Now a Shenzhen-based company is betting that a catheter threaded through the groin can do the job instead.
In June 2026, Chuangxin Medical announced that its Easybridge™ — an endovascular reconstruction system designed specifically for Type A aortic dissection — was selected for the European Medicines Agency's Breakthrough Device Pilot program (BtX). It is among the first Chinese cardiovascular devices to earn a spot in the program, and the first from China to be recognized in the ascending aorta minimally invasive treatment space.
The selection marks a turning point. For years, Chinese medical device companies have been followers in the aortic intervention space, adapting designs pioneered in the U.S. and Europe. Easybridge™ represents something different: a product conceived from scratch for a clinical problem that open surgery still dominates.
The Anatomy Problem
Type A aortic dissection occurs when the inner layer of the aorta tears near the heart, allowing blood to surge between the vessel wall layers. The ascending aorta — the section closest to the heart — is a particularly hostile environment for any implant. It curves sharply. It pulses with every heartbeat. Three major branch vessels feeding the brain and arms emerge from the aortic arch just centimeters away from the typical tear site.
Existing stent grafts were designed for the descending aorta, where the anatomy is simpler and straighter. Simply pushing those devices upward into the ascending aorta risks blocking blood flow to the brain or failing to seal the tear.
Chuangxin Medical built Easybridge™ from the ground up around these constraints. The device uses a modular design: a covered membrane segment to seal the tear, combined with a bare braided stent segment that preserves blood flow to the three branch vessels. The goal is threefold — reconstruct the true lumen, induce thrombosis in the false lumen, and protect branch vessel perfusion.
The company also developed a proprietary steerable delivery system.

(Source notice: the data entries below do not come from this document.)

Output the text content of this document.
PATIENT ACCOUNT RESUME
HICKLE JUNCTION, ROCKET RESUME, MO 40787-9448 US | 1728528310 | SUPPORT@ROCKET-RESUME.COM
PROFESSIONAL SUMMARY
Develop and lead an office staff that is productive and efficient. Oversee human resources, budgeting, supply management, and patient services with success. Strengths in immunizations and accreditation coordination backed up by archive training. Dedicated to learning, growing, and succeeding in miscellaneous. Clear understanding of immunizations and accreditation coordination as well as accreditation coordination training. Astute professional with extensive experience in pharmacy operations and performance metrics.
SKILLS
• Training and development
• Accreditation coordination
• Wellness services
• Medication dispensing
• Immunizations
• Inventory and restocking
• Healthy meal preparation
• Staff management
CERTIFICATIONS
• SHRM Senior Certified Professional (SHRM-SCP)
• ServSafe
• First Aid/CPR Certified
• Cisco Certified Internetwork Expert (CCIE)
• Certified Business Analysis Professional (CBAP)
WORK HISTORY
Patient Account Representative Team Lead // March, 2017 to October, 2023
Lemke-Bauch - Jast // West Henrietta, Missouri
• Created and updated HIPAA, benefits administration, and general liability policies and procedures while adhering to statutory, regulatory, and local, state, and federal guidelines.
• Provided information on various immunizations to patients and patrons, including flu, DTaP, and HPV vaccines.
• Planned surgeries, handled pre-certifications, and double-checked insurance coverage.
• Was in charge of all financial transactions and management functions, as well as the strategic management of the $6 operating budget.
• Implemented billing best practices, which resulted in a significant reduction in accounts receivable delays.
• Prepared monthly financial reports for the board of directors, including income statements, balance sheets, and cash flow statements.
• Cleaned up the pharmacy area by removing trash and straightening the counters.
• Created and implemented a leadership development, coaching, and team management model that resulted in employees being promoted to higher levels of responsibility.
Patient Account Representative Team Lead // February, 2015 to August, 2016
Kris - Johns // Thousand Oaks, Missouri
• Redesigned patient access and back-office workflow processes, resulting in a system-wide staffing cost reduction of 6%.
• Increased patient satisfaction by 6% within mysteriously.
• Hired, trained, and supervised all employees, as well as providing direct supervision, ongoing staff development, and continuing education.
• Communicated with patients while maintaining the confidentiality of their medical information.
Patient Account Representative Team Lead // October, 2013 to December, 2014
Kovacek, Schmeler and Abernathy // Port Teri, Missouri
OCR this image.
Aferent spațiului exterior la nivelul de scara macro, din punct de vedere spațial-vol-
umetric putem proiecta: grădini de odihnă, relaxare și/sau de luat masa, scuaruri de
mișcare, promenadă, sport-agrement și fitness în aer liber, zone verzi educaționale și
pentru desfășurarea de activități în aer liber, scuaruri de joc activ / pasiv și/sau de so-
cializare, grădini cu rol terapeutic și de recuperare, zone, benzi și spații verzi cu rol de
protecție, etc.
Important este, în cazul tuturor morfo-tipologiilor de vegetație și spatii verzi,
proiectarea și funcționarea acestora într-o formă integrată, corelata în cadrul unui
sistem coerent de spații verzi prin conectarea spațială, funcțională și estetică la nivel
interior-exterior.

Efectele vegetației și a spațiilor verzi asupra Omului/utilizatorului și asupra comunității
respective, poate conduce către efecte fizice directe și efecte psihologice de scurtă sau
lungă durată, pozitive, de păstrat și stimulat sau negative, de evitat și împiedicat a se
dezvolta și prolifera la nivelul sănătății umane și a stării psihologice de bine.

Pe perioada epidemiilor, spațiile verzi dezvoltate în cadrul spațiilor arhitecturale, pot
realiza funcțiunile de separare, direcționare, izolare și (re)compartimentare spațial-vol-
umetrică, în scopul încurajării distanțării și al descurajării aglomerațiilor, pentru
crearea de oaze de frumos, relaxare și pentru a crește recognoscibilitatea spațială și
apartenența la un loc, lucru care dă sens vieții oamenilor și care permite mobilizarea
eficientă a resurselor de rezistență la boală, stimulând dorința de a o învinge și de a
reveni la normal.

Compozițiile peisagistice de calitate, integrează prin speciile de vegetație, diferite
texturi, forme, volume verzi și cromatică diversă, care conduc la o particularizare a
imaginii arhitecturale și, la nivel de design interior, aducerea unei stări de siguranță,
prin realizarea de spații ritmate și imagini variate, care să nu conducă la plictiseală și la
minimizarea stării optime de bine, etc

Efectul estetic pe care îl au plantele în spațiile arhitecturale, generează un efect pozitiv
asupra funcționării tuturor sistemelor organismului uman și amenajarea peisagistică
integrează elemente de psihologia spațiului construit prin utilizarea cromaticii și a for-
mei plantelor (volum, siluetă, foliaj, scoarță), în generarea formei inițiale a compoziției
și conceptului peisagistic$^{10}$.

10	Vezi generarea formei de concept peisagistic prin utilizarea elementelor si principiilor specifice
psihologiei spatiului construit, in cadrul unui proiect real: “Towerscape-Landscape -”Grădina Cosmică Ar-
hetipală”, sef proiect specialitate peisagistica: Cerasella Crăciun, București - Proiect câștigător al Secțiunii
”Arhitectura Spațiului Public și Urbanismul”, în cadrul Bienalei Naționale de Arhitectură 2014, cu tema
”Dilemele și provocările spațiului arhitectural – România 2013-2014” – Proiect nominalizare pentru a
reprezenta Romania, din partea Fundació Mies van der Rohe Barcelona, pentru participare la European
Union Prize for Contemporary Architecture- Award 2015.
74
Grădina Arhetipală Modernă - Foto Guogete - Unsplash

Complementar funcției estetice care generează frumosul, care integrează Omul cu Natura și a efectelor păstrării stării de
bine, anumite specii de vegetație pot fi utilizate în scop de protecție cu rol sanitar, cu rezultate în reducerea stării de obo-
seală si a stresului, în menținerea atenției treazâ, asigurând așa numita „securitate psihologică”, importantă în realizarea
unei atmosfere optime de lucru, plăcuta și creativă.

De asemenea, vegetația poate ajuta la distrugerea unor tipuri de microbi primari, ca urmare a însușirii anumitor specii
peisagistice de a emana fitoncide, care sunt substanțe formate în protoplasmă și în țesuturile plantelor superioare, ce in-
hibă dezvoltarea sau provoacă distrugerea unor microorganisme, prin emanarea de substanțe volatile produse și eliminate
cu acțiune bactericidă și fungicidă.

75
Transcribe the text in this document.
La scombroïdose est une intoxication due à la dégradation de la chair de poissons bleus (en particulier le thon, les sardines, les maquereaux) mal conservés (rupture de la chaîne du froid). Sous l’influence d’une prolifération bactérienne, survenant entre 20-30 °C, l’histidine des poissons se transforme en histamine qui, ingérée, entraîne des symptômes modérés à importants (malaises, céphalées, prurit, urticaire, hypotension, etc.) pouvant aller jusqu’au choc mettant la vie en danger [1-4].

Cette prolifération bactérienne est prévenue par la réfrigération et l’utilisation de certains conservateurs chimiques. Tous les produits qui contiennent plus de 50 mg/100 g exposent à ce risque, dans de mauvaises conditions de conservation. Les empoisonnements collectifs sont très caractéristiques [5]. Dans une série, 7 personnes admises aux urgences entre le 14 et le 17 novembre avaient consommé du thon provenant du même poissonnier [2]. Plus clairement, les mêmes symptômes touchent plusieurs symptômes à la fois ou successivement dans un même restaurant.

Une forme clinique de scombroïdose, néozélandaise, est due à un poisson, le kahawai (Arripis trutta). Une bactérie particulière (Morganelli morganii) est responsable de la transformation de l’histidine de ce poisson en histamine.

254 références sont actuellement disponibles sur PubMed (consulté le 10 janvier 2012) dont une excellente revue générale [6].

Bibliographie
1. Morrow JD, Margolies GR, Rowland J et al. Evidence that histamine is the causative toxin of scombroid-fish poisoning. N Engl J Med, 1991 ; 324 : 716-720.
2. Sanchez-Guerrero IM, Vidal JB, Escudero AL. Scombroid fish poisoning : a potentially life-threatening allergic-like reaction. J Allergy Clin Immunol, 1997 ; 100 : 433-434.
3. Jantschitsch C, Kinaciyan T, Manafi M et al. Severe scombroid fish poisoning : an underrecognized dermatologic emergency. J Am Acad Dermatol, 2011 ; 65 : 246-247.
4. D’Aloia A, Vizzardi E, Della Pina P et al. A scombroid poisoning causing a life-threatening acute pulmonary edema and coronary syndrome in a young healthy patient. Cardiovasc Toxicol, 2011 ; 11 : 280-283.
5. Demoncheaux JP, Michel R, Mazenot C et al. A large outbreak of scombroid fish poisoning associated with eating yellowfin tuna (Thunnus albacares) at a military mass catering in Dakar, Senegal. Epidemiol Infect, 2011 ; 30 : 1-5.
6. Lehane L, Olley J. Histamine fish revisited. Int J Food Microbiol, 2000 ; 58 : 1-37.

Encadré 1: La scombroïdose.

Inserted through the femoral artery, it allows physicians to precisely position and release the device in the curved, confined space of the ascending aorta and arch — without cracking the chest.
What the EMA Selection Means
The EMA Breakthrough Device Pilot is not a market approval. It is an accelerated regulatory and scientific consultation pathway for devices that address unmet medical needs and could have significant public health impact. Companies selected for the program receive priority guidance from EMA on clinical development, marketing applications, and market access — potentially shortening the path to European market entry.
For Chuangxin Medical, the selection validates the clinical value and technical innovation of Easybridge™ in the eyes of one of the world's most rigorous regulatory bodies. The company plans to accelerate European and international multicenter clinical trials to build real-world safety and efficacy data.
The CRO Behind the Push
Getting a Chinese medical device through EMA's evaluation is not straightforward. Chuangxin Medical partnered with MDCE CRO, a clinical research organization specializing in overseas clinical trials and regulatory registration for Chinese pharmaceutical and device companies.
MDCE CRO — which leverages Harvard University's global medical research resources — handled the full spectrum of the submission: indication strategy, application materials, and scientific dialogue with EMA. The BtX program had no historical precedent and no reference pathway for this type of device. MDCE CRO navigated the evaluation from strategy planning through to the final scientific consultation.
The company reports having helped more than 100 medical device and biopharmaceutical projects land overseas, with an overseas clinical trial team of over 100 people and partnerships with more than 100 hospitals across the EU, North America, Australia, Southeast Asia, Japan, South Korea, the Middle East, and Africa.
The Road Ahead
"Minimally invasive treatment for Type A aortic dissection has been a focus of the international medical community," said Peng Yucheng, founder of Chuangxin Medical. "We hope Easybridge™ can truly offer a new treatment possibility for patients who cannot undergo open surgery."
The company is headquartered in Bao'an District, Shenzhen, and focuses on endovascular solutions for aortic and peripheral vascular diseases.
Deng Xiaoyu, founder of MDCE CRO, called the selection "an important breakthrough for original Chinese medical devices on the global high-end regulatory pathway."
The EMA pilot is a door, not a destination. Chuangxin Medical still needs to complete clinical trials, secure regulatory approvals, and convince surgeons trained in open repair to adopt a catheter-based approach for one of the most dangerous conditions in cardiovascular medicine.
But for the patients who cannot survive the scalpel, that door matters.